The children of parents who have type 1 diabetes are at a greater risk of developing attention deficit hyperactivity disorder (ADHD), a study has suggested.
While the findings indicate an association between the two conditions, there is no evidence to explain this link, and further research is planned.
Scientists from the Center for Primary Health Care Research at Lund University in Sweden identified more than 15,600 children who all had parents with type 1 diabetes. Their health outcomes were then compared to a group of 1,380,829 young people who did not have the condition in the family.
They discovered the ADHD risk was 29 per cent higher among children who had a parent with type 1 diabetes compared to the group where diabetes did not exist.

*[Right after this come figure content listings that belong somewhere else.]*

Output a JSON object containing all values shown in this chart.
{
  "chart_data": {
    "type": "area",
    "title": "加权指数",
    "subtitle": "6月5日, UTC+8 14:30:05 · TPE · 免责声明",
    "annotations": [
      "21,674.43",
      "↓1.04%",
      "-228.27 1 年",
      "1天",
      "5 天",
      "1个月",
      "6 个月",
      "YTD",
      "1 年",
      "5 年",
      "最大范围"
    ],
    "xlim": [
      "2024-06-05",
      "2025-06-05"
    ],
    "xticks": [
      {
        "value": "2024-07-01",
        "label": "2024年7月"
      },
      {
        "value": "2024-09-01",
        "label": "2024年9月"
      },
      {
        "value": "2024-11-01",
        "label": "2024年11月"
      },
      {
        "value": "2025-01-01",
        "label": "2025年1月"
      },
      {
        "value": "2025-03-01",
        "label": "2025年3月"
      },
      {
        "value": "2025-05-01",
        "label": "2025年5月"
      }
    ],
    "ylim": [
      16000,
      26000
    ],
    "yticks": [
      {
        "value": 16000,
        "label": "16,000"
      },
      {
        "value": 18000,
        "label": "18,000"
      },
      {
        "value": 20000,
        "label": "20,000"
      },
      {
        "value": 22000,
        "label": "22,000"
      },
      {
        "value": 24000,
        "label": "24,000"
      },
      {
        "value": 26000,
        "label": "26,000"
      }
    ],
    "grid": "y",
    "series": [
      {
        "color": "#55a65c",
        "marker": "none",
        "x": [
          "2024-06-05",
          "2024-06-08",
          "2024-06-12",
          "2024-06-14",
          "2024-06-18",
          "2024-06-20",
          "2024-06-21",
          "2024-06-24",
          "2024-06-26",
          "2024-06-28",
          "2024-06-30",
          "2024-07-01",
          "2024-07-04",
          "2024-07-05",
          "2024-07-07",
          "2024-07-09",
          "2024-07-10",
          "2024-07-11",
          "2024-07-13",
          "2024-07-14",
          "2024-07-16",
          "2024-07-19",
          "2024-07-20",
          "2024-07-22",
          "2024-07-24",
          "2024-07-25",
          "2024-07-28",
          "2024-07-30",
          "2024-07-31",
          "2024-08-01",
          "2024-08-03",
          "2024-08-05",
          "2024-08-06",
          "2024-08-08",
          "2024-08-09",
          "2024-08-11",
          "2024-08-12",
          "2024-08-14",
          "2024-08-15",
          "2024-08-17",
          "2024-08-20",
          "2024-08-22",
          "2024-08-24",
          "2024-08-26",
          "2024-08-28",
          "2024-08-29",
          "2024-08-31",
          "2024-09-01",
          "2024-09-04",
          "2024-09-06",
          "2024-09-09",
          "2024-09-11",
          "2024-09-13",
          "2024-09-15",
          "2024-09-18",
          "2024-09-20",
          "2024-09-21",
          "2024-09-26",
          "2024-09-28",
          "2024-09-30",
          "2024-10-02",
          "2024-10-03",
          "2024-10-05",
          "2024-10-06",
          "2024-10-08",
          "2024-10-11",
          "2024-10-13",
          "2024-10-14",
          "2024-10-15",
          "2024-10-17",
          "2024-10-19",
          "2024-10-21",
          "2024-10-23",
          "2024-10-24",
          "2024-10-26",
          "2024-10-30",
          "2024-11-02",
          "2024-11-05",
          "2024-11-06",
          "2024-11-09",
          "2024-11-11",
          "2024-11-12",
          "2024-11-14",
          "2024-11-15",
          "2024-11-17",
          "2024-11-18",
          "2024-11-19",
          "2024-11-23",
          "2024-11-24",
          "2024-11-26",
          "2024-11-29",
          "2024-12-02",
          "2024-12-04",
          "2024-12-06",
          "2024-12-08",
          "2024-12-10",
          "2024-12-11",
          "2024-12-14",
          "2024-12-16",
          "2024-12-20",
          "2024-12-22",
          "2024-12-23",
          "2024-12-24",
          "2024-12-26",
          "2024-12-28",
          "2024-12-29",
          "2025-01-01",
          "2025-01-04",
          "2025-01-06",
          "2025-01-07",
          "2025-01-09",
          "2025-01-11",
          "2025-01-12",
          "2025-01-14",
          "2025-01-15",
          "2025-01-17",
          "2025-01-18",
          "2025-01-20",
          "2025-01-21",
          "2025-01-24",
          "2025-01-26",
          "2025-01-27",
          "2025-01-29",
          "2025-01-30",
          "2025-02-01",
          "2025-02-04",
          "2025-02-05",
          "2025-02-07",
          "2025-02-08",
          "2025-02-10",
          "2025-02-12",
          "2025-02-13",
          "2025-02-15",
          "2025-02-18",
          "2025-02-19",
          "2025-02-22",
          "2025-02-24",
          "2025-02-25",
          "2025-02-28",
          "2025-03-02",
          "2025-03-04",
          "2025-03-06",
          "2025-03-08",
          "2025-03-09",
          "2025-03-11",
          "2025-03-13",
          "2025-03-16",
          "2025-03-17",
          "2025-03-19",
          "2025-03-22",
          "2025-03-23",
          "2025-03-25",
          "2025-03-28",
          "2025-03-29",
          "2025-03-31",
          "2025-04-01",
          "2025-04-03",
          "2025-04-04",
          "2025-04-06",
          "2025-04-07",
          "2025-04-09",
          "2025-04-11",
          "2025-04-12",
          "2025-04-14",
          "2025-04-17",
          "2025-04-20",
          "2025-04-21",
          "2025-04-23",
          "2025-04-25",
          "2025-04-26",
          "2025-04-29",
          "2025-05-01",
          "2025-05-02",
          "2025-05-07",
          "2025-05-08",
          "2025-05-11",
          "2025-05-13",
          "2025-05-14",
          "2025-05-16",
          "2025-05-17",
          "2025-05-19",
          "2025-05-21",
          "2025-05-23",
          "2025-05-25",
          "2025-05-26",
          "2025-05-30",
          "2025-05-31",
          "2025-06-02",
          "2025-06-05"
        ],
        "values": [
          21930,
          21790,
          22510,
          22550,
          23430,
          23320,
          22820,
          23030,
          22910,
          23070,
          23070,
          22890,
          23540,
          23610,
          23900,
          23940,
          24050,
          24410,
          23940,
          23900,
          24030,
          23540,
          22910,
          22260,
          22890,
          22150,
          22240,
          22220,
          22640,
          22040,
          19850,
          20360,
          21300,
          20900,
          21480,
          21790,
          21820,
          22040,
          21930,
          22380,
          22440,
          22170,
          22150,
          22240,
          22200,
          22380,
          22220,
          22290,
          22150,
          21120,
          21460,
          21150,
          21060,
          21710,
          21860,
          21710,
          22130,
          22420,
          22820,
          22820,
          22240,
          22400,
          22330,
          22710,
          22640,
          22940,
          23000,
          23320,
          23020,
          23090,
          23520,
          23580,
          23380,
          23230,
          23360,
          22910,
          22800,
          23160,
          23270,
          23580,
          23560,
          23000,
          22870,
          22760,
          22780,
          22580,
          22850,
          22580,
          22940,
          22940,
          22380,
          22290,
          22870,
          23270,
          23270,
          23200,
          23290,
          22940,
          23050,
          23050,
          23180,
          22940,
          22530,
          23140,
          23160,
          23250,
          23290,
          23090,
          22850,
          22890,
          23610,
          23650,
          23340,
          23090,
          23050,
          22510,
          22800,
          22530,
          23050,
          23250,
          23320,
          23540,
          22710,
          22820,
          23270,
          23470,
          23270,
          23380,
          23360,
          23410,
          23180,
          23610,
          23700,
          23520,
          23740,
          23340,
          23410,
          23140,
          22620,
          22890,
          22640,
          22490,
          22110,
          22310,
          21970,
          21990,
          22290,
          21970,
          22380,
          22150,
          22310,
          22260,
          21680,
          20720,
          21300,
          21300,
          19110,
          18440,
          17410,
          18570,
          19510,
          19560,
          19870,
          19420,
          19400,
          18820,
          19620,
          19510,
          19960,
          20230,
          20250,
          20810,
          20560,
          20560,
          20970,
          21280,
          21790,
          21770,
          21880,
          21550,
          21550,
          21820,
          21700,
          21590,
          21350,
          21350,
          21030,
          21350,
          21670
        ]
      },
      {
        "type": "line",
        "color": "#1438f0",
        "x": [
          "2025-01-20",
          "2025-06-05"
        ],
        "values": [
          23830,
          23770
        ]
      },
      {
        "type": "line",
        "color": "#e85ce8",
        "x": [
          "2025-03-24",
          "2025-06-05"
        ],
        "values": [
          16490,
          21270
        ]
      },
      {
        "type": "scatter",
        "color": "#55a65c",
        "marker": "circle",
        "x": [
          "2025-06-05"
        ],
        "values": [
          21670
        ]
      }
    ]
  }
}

Just like type 1 diabetes, ADHD is often identified in childhood between the ages of six and 12. No one can yet explain exactly why the condition develops, but it is believed being born prematurely, having a low birthweight and the mother smoking, taking drugs or drinking large quantities of alcohol during pregnancy might contribute toward the diagnosis.
Currently there is no cure for the condition, but it can be managed with medication and appropriate educational support for both the parent and the child.
Boys were more likely to be diagnosed with ADHD than girls and the risk of the condition increased if it already existed in the family.
The researchers wrote: “An important strength of this study is that it is a nationwide study, and the number of individuals with a parental diagnosis of [type 1 diabetes] is large enough so that we have sufficient study power to look at associations.
“All data were retrieved from Swedish registers that are of high quality and have national coverage. The prospective study design and the completeness of the follow-up of patients are other major advantages of the current study.”
The findings appear online in Diabetes Care.